A more balanced stroke will help you swim faster and more efficiently. Here’s why an even stroke is so critical, and what you can do to balance it out.
Strong sides are an inevitable part of our swimming.
Nearly all of us are naturally dominant on one side out of the water, so it makes sense that we would carry this into the pool with us.
But when we allow it to dominate our swimming, it opens the door to some problems and missed opportunities.
Why does a balanced stroke matter?
- You’ll be a faster swimmer. What’s better than having one strong side? Two strong sides. A balanced stroke helps pull you at a consistent pace through the water, instead of the stop-and-go that is common with strong side strokes.
- You’ll reduce the likelihood of injury. One of the leading causes of swimmer’s shoulder is muscle imbalance.
- You’ll be technically more proficient. An uneven stroke can often mean that our technique is different from one side of our body to the next. A balanced stroke will help you be more efficient in the water.
Here are a few different ways that you can work on getting more balance in your stroke.
Swim with a snorkel.
One of the best tools for competitive swimmers is the swim snorkel. It allows you to keep your face down in the water so that you can focus on the rhythm and range of proper technique.
In particular, it will help you develop a more balanced stroke for you freestylers.
Because you don’t need to worry about breathing, and the body change that occurs when we breathe isn’t present, the hitch or gallop in our stroke disappears.
Breathing patterns are an individual thing, and the breathing patterns you hold during the longer aerobic and drill parts of your workout won’t be the same as what you do in competition.
For example, a typical 100m freestyler will breathe every 2 strokes for most of their race. This doesn’t mean they should exclusively breathe this way during their swim practices.
During the main sets you should breathe the same way you would in competition, but the rest of the time you should be working on developing a fuller, more balanced stroke by breathing bilaterally, especially during the lower intensity work.
There are a few different ways you can do this as well:
- Breathe every three strokes. Super simple.
- Breathe to the same side of the pool. On the up the pool you breathe to the right, on the way back to the left. In both cases you are facing the same side of the pool. Michael Phelps made a point of doing this in training.
- Alternate bilateral breathing with every two stroke breathing. One of my favorite breathing patterns, especially during warm-up when my inspiratory muscles aren’t warmed up yet, is to keep a breathing pattern alternating 2 and 3 breaths. This way I am getting lots of oxygen until my lungs adapt, and also getting both sides an equal amount of attention.
Anti-rotation core work.
A common problem that happens when we breathe to our non-dominant side is that we corkscrew our hips. You know this moment well—your ankles hit each other, your hand entry likely crosses center, and suddenly the propulsion and body position we had crumbles.
The benefits of core work for swimmers goes beyond having a sexy set of abdominal muscles—a strong core helps you maintain a steady balance in the water
Kick without a board on your non-dominant side.
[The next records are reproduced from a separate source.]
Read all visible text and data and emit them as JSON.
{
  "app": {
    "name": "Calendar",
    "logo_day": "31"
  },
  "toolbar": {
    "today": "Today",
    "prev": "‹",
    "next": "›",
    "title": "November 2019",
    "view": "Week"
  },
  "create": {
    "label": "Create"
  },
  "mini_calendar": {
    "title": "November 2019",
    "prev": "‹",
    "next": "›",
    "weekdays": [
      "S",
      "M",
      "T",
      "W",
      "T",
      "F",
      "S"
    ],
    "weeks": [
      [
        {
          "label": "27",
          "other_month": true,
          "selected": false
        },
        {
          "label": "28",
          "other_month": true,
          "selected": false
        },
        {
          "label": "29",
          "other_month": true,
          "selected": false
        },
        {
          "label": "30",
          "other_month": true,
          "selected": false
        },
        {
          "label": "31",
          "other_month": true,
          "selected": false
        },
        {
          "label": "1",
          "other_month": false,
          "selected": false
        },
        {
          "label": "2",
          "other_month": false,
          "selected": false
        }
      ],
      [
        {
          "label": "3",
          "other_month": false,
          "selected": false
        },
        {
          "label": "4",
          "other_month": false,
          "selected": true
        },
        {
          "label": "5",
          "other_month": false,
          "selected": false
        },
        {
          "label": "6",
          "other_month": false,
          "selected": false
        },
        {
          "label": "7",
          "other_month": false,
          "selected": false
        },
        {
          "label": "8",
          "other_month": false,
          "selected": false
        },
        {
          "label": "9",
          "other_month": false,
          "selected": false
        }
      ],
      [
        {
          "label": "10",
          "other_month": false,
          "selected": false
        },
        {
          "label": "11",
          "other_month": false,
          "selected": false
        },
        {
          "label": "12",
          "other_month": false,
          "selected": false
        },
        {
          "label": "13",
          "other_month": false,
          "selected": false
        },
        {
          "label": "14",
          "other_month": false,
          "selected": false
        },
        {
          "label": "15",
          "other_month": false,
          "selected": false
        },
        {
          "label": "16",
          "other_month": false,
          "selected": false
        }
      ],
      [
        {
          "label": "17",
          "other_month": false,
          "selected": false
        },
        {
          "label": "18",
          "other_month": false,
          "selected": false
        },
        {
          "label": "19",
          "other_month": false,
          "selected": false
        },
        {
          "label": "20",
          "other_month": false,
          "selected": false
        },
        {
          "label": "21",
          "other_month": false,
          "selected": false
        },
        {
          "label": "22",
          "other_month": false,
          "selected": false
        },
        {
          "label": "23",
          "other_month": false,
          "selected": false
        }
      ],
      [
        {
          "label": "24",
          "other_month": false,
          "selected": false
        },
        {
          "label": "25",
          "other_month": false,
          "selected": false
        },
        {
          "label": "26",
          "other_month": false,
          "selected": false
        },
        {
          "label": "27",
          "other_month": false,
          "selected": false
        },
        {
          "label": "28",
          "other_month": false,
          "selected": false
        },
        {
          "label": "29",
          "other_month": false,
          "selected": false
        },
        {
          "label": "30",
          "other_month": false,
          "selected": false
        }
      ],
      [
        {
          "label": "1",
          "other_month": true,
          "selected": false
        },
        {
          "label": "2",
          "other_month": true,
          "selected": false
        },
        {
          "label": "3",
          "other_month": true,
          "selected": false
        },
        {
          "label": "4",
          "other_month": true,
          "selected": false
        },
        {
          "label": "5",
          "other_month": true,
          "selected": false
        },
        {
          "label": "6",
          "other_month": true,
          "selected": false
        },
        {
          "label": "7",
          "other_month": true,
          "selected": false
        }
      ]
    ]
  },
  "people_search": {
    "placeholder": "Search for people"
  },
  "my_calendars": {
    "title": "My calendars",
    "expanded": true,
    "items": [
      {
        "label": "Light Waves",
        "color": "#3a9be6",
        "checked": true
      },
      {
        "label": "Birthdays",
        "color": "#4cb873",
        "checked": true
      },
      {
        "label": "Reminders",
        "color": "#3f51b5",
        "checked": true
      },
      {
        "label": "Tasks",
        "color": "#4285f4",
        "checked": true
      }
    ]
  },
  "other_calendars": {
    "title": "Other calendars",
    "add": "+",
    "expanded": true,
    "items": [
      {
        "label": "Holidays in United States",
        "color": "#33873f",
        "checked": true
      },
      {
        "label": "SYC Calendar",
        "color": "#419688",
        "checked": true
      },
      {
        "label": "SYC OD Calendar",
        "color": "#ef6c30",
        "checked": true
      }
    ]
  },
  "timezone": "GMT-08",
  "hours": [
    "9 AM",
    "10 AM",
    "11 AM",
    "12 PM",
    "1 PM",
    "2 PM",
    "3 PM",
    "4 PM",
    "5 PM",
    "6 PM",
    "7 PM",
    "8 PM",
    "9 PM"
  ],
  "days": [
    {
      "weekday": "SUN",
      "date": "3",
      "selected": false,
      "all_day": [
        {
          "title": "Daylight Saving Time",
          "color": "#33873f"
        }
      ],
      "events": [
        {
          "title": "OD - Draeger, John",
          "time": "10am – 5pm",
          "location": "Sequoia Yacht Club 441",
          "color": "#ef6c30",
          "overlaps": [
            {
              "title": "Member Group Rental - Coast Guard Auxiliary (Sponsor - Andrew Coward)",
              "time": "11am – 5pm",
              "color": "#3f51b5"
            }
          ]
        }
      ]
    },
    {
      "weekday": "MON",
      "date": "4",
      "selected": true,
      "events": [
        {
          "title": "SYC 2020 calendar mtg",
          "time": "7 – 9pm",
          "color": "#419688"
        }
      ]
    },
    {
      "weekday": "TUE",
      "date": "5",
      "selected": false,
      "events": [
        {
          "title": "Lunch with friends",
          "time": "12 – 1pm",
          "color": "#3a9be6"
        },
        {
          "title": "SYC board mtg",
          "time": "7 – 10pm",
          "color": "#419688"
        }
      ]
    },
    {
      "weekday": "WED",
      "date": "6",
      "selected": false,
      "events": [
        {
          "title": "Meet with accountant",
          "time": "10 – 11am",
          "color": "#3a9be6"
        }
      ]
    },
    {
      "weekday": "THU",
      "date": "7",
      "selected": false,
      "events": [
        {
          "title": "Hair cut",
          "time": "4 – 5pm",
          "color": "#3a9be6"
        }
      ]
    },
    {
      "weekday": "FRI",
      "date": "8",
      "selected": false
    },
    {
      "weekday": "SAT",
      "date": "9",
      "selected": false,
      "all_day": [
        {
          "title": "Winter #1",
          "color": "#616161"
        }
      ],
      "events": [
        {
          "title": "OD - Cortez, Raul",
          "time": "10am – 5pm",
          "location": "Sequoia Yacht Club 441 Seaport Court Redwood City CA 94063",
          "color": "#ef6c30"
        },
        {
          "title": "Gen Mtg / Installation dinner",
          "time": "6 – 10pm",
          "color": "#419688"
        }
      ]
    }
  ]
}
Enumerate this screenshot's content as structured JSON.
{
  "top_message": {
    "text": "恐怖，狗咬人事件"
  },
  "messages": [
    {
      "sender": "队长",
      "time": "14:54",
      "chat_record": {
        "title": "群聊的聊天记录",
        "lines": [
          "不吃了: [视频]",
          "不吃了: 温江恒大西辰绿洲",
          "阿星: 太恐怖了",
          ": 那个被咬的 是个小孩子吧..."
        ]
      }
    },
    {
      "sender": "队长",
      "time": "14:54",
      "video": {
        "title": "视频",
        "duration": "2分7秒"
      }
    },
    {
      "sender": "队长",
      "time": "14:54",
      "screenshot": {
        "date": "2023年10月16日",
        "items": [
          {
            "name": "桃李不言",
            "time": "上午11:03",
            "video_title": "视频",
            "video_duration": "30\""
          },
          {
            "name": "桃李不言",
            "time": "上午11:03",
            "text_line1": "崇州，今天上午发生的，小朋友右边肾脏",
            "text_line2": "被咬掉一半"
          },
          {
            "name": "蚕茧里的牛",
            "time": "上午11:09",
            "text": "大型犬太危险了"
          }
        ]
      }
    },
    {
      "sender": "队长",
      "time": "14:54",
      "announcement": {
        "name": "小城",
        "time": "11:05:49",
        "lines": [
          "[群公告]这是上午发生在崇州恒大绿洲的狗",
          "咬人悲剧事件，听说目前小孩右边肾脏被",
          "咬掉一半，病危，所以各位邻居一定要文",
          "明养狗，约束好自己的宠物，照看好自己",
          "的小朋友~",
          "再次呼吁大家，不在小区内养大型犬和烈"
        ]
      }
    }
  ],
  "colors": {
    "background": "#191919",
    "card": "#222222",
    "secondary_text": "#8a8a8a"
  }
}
Learning balance in the water is one of the first things we learn when we are kids. We figure out how to position our body so that we float with as little effort as possible.
This kind of balance work isn’t just for the newbies in the toddler pool—the applications of better balance very well work for age group and national level swimmers too.
For swimmers who have a particular attachment to breathing one side, one of the things I notice when they breathe to their off side is the hips dropping (or rather, sinking).
It’s like the moment they breathe to their weak side they’ve lost the ability to properly position themselves across the surface of the water.
Kicking without a board, with one arm above your head, will help teach you that innocent little lesson we all learned when we were just starting out—how to position our body properly in the water.
Use a parachute
Although the tool is generally used for power development purposes, try swimming with a parachute that has light resistance to help you get into the flow of what your stroke pattern should feel like. The added resistance will emphasize the dips in momentum within your stroke.
Try doing 25s and 50s with a parachute with plentiful rest and work on trying to get the most of your stroke.